Workdir: JobWrapper customization points

If for some reasons the previous solution is not possible and if the directory assigned by the batch system (which by default is usually the home directory of the local account) is not ok, a possible solution for this issue is referring to the customization points in the JobWrapper.

A user job (the one specified as 'executable' in the job JDL) is "included" in a JobWrapper which, besides running the user payload, is also responsible for other operations (input/output sandbox management, LB logging, etc.). This JobWrapper can be created by by the WMS, for jobs submitted to LCG-CEs through the WMS, or by CREAM, for all job submission paths (direct submissions, submissions through the WMS, submissions through Condor)

In the current implementations of the JobWrapper (for both LCG-CE and CREAM-CE) there is not an explicit "cd" operation before the creation the job working directory. This means that the job working directory is created under the directory "assigned" by the batch system (which is, as said above, the home directory of the local account mapped to that Grid user).

As referred in [R2] and [R3] customization points are scripts (to be provided by the local administrator) which are run by the JobWrapper (both the WMS JobWrapper and the CREAM JobWrapper). There are customization points script run before and after the job execution. In particular the first customization point [R1]:

 ${GLITE_LOCAL_CUSTOMIZATION_DIR}/cp_1.sh , is executed in the beginning of the JobWrapper execution, 
 before the creation of the job working directory.
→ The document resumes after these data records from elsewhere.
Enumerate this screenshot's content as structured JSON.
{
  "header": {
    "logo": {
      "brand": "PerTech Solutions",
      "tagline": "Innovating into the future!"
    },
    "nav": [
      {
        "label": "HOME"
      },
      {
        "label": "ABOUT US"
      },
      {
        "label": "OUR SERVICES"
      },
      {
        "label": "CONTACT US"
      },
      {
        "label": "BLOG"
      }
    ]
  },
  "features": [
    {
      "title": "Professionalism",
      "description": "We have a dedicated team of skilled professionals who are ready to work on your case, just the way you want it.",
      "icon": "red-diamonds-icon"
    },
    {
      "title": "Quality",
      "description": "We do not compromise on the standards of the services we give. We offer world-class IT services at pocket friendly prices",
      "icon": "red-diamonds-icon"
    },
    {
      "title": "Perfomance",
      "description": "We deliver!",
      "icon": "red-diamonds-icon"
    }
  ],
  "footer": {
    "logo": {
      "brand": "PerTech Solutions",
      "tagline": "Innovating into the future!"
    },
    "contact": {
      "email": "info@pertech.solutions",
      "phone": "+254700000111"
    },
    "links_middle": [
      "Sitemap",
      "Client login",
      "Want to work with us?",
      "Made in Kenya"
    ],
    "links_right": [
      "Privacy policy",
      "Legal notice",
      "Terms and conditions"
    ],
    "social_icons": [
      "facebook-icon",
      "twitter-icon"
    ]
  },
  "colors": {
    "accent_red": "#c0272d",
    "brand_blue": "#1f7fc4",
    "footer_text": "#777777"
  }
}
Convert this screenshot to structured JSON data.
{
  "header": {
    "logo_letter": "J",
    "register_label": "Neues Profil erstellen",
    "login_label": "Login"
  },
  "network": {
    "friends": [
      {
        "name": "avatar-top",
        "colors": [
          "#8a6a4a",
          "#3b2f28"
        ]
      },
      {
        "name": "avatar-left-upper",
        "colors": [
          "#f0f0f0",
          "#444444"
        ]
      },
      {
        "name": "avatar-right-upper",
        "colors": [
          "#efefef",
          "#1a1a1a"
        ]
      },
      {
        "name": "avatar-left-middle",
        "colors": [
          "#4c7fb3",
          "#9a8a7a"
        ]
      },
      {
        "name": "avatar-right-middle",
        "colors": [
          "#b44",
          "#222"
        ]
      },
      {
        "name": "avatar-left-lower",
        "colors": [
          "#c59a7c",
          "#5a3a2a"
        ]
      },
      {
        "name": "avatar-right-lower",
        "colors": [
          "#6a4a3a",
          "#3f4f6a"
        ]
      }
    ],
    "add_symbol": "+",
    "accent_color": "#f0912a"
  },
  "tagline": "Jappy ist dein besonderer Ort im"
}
Therefore such customization point that must be created in each WN, could be used to "cd" to the desired site specific directory.

Tempdir

Standard environment variable

Even if for most of the applications a temporary directory contained in the same file system of the working directory is a good option, it would be better to keep their definitions separated. If for parallel jobs a home directory in a shared file system might be a good option, there is not reason to use this file system for the large temporary files, which belong to a single job and are used only by that job.

A variable specifying the proper path for (largish) temporary files might be set in the job environment, before the execution, and used in the job code to create those files. The name of the variable should be a standard feature for all the batch systems, it would be part of the standard environment that every job can expect on the worker node.

Currently the definition of a temporary directory different from the workdir, is not a problem extensively addressed. Currently the name of this variable and how to set it -from batch system, in the JobWrapper…- are still open issues.